Also picked up a beautiful Neon Velvet Damsel. It's very small as are the other 3 fish I have and fit right in with no fighting at all between them. I will post some pics of him once he settles in and swims out front more.

For now, Here is a pic of my Maroon Clown in Clownfish heaven. This was taken less than 5 minutes after putting the Anemone in the tank. :king:


----------



## leveldrummer (May 27, 2005)

beautiful, what kind of lighting do you have on your tank?


----------



## Reefneck (Oct 15, 2005)

30" Flourescent Dual fixtures with one Daylight bulb & one Full Actinic.

2 X 65W


----------



## Guest (Dec 6, 2005)

that's great! i love maroon clowns and they look awesome among their anemones.


----------



## Lydia (Feb 6, 2005)

Awww! That's so cute!! He looks so happy!

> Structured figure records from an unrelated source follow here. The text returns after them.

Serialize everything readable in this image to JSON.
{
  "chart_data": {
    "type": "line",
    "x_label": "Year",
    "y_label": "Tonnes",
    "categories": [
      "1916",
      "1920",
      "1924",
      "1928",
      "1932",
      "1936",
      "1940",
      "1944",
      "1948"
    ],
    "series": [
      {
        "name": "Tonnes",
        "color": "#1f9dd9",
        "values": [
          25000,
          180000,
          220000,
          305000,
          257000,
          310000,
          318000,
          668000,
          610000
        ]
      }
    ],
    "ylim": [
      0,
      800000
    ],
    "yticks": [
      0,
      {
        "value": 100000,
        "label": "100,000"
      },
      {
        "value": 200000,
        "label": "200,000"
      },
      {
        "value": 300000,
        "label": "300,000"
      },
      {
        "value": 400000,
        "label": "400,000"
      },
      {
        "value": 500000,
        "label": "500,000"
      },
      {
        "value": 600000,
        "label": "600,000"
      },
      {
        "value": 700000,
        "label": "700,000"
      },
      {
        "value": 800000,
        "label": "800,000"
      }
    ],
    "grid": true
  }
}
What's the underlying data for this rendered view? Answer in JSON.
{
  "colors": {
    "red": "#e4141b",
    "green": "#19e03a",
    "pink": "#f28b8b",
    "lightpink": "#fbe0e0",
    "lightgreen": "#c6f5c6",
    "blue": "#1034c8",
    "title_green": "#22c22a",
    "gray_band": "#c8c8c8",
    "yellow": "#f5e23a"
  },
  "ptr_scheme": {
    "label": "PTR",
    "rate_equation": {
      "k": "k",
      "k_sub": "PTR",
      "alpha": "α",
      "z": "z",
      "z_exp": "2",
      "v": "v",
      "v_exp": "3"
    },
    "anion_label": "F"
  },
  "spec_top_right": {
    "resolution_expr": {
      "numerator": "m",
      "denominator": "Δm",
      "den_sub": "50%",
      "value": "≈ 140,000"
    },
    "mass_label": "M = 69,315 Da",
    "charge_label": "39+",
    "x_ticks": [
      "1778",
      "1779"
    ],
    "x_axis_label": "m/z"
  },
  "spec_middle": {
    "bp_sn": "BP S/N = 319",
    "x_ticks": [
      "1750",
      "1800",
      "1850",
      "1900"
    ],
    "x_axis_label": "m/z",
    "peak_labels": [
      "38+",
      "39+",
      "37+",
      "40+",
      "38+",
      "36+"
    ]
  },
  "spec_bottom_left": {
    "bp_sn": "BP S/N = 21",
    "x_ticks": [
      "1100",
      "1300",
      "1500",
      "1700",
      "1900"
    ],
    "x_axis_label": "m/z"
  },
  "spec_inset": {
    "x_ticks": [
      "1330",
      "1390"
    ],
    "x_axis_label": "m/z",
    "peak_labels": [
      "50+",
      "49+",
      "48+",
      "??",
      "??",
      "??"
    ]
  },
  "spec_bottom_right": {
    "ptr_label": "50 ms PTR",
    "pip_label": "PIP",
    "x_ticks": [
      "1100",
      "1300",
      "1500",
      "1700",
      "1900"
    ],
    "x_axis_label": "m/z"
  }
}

Your anemone is nice looking, too, lol...


----------



## Osiris (Jan 18, 2005)

Wow, that was fast for the clownfish. hmm tryin to think if 130w will do it for the anemone or not. have no clue, hope it does! watch for it not to get sucked into anything, some of them tentacles like to wonder on anemones and it aint pretty sight when it happens


----------



## Reefneck (Oct 15, 2005)

MalawianPro said:


> Wow, that was fast for the clownfish. hmm tryin to think if 130w will do it for the anemone or not. have no clue, hope it does! watch for it not to get sucked into anything, some of them tentacles like to wonder on anemones and it aint pretty sight when it happens


Thanks....Yea the BTA's don't require the kind of light alot of others do like MH lights. They do well with 4 watts per gallon or more which I have. Did alot of research before taking him in. Now if I can just get him off the front glass he climbed!! :roll:


----------



## fishfreaks (Jan 19, 2005)

Nice new addition!! I'm also going to go out on a limb here and say...

NEMO!!! :lol:

Sorry couldnt resist :chair:


----------



## Electric Monk (Sep 6, 2005)

fishfreaks said:


> Nice new addition!! I'm also going to go out on a limb here and say...
> 
> NEMO!!! :lol:
> 
> Sorry couldnt resist :chair:


I for one forgive you, I said the 'N' word earlier at my lfs While talking about my clownfish living in my Button polyp...... (Bless him)


----------



## Reefneck (Oct 15, 2005)

*This weekends additions....*

Here are this weeks additions to the 55G reef.

Also, The wife is restarting the 29G to be her reef so after a cycle it will be getting stock.


----------



## Jonno (May 22, 2005)

fab pictures cnt wait till i start up a sw tank


----------